The languages will be taken from the beginning of the
filenames, which thus must start with
"enwiki"/"dewiki"/... for english/german/... !
(default: )
-v, --verbosity
-T, --template Include all templates. (default: False)
These filtered results can then be used to quickly extract small bz2-files via "find_most_common_formula.py" for all languages containing the titles (corresponding to the given QIDs) together with all formulae from said pages, see "Dumps filtered for tags/filtered 100 QIDs/filtered titles and formulae". These are then automatically used to find the most common formula from a page across its different languages, see "terminal output.txt". Use as follows:
usage: find_most_common_formula.py [-h] [-f [FILE [FILE ...]]] [-s SIZE]
[-d DIR] [-Q QID_FILE] [-t TAGS] [-v] [-T]
Extract all formulae (defined as having a formula_indicator) from the
wikipages that contain the titles corresponding to the given QIDs(loaded via
"-Q"), in all specified languages(corresponding to the beginning of the
bz2-filenames, e.g. "enwiki....bz2"). Afterwards extracts the most common
formula for a wikipedia page (in all languages specified). Formulae occuring
multiple times for a wikipedia page(in a single language) are counted only
once!
optional arguments:
-h, --help show this help message and exit
-f [FILE [FILE ...]], --filename [FILE [FILE ...]]
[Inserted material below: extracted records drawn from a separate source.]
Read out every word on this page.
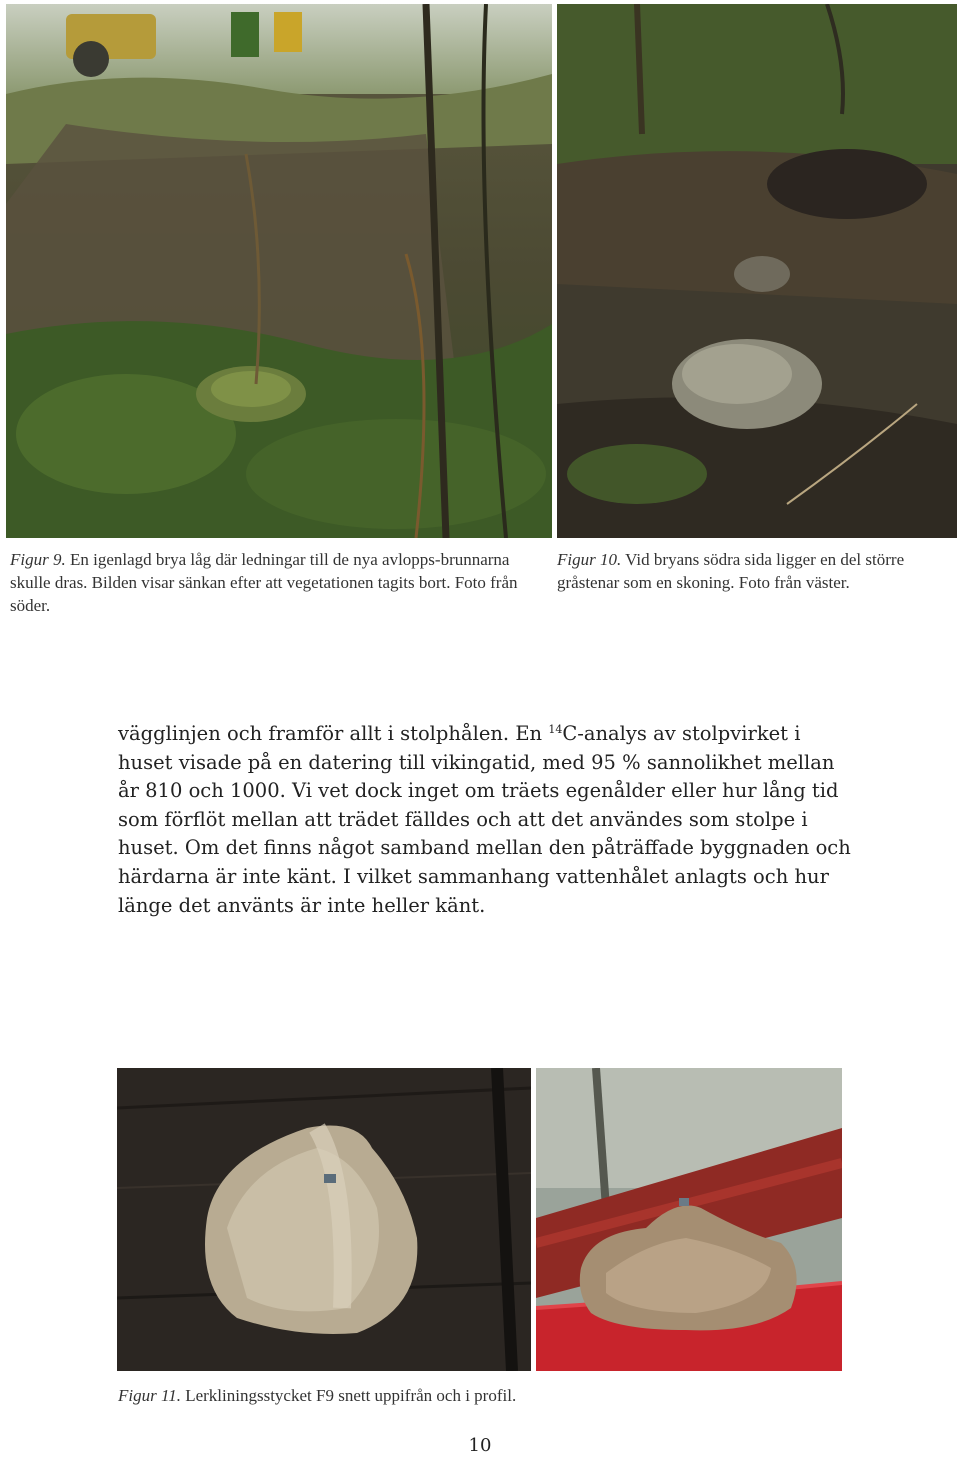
Figur 9. En igenlagd brya låg där ledningar till de nya avlopps-brunnarna skulle dras. Bilden visar sänkan efter att vegetationen tagits bort. Foto från söder.
Figur 10. Vid bryans södra sida ligger en del större gråstenar som en skoning. Foto från väster.

vägglinjen och framför allt i stolphålen. En $^{14}$C-analys av stolpvirket i huset visade på en datering till vikingatid, med 95 % sannolikhet mellan år 810 och 1000. Vi vet dock inget om träets egenålder eller hur lång tid som förflöt mellan att trädet fälldes och att det användes som stolpe i huset. Om det finns något samband mellan den påträffade byggnaden och härdarna är inte känt. I vilket sammanhang vattenhålet anlagts och hur länge det använts är inte heller känt.

Figur 11. Lerkliningsstycket F9 snett uppifrån och i profil.
10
The bz2-file(s) to be filtered. Default: Use all
bz2-files in current folder. (default: )
-s SIZE, --splitsize SIZE
The number of pages contained in each split. (default:
1000000)
-d DIR, --outputdir DIR
The output directory name. (default: wout)
-Q QID_FILE, --QID_file QID_FILE
QID-file, containing one QID (e.g. "Q1234") in each
line(other lines without QIDs can be mixed in). They
will be translated to the titles in their respective
languages and "<title>SOME_TITLE</title>" will be used
as keywords. The languages will be taken from the
beginning of the filenames, which thus must start with
"enwiki"/"dewiki"/... for english/german/... !
"enwikibooks", "enwikiquote" etc. are not allowed!!!
(default: )
-t TAGS, --tagname TAGS
Comma separated string of the tag names to search for;
no spaces allowed. (default: math,ce,chem,math chem)
-v, --verbosity
-T, --template include all templates (default: False)
To use both "wikiFilter.py" as well as "find_most_common_formula.py", they need to be in the same folder as the bz2-input-files you are using them for.
To use other languages, download the original, big dumps via the links given in "links to dumps.txt" and use "wikiFilter.py" to get the filtered dumps as in "Dumps filtered for tags". Due to the maximum file size on GitHub, the filtered results for multiple languages are not uploaded to "Dumps filtered for tags", but the further filtered results are included in "Dumps filtered for tags/filtered 100 QIDs".
In the folder "miscellaneous", files useful during the development of the project are included for the sake of completeness.